Nobody can doubt the genuineness of Hall's desire to bring the BBC Arts into the foreground. "I want BBC Arts – and BBC Music – to sit proudly alongside BBC News … We’ll be joining up arts on the BBC like never before – across television, radio and digital. And, we’ll be working more closely with our country’s great artists, performers and cultural institutions," he said, although it remains to be seen how well the corporation will be able to cope in an increasingly digital world.

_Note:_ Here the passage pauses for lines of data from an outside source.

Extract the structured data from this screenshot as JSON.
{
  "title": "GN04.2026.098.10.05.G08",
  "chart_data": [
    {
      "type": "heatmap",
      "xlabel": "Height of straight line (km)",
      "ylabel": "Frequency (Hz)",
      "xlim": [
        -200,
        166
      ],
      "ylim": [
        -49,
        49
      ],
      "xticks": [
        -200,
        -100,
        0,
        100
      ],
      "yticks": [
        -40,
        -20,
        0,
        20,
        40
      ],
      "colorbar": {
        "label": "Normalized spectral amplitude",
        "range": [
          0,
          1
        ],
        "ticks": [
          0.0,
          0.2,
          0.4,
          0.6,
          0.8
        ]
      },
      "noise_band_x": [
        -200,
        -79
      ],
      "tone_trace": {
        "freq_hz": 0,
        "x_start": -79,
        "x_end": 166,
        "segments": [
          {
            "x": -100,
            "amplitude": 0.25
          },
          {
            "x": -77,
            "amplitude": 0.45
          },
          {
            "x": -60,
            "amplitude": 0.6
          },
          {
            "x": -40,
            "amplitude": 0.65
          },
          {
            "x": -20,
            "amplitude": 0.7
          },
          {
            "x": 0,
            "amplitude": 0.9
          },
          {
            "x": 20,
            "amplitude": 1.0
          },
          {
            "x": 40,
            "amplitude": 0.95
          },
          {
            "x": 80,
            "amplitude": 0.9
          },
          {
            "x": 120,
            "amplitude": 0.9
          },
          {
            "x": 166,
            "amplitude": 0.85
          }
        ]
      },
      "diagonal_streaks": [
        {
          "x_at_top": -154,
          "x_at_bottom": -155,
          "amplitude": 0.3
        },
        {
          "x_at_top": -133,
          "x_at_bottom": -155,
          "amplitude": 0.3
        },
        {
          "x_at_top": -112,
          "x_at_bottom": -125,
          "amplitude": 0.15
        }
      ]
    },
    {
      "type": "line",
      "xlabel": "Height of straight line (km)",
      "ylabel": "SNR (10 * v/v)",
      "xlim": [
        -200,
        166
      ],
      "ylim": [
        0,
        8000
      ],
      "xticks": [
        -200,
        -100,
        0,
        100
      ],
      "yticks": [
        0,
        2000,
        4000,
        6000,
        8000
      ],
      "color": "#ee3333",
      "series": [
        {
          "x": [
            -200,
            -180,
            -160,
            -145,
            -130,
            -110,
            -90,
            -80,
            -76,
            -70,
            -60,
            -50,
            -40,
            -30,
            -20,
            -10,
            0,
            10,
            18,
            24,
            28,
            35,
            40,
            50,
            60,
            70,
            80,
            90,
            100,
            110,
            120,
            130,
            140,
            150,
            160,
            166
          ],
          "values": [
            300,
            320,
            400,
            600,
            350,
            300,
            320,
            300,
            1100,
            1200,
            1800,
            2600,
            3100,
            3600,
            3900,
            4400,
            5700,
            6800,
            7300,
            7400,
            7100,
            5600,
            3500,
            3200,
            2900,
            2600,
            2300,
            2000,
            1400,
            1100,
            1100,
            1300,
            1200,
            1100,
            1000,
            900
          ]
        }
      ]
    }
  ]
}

The success of the iPlayer system seems to bode well, but larger organisations have been seen to stumble occasionally when it comes to emphasising digital offerings.
Regardless of their digital fortunes, it speaks well of the BBC that in an era of financial instability and insecurity and government austerity programs, that the arts aren't always getting the short end of the stick. The BBC has the potential to truly reinvigorate the performing arts scene all across the United Kingdom, and has the chance to set an example for other countries and governments around the world to rededicate themselves to creating a rich cultural tapestry.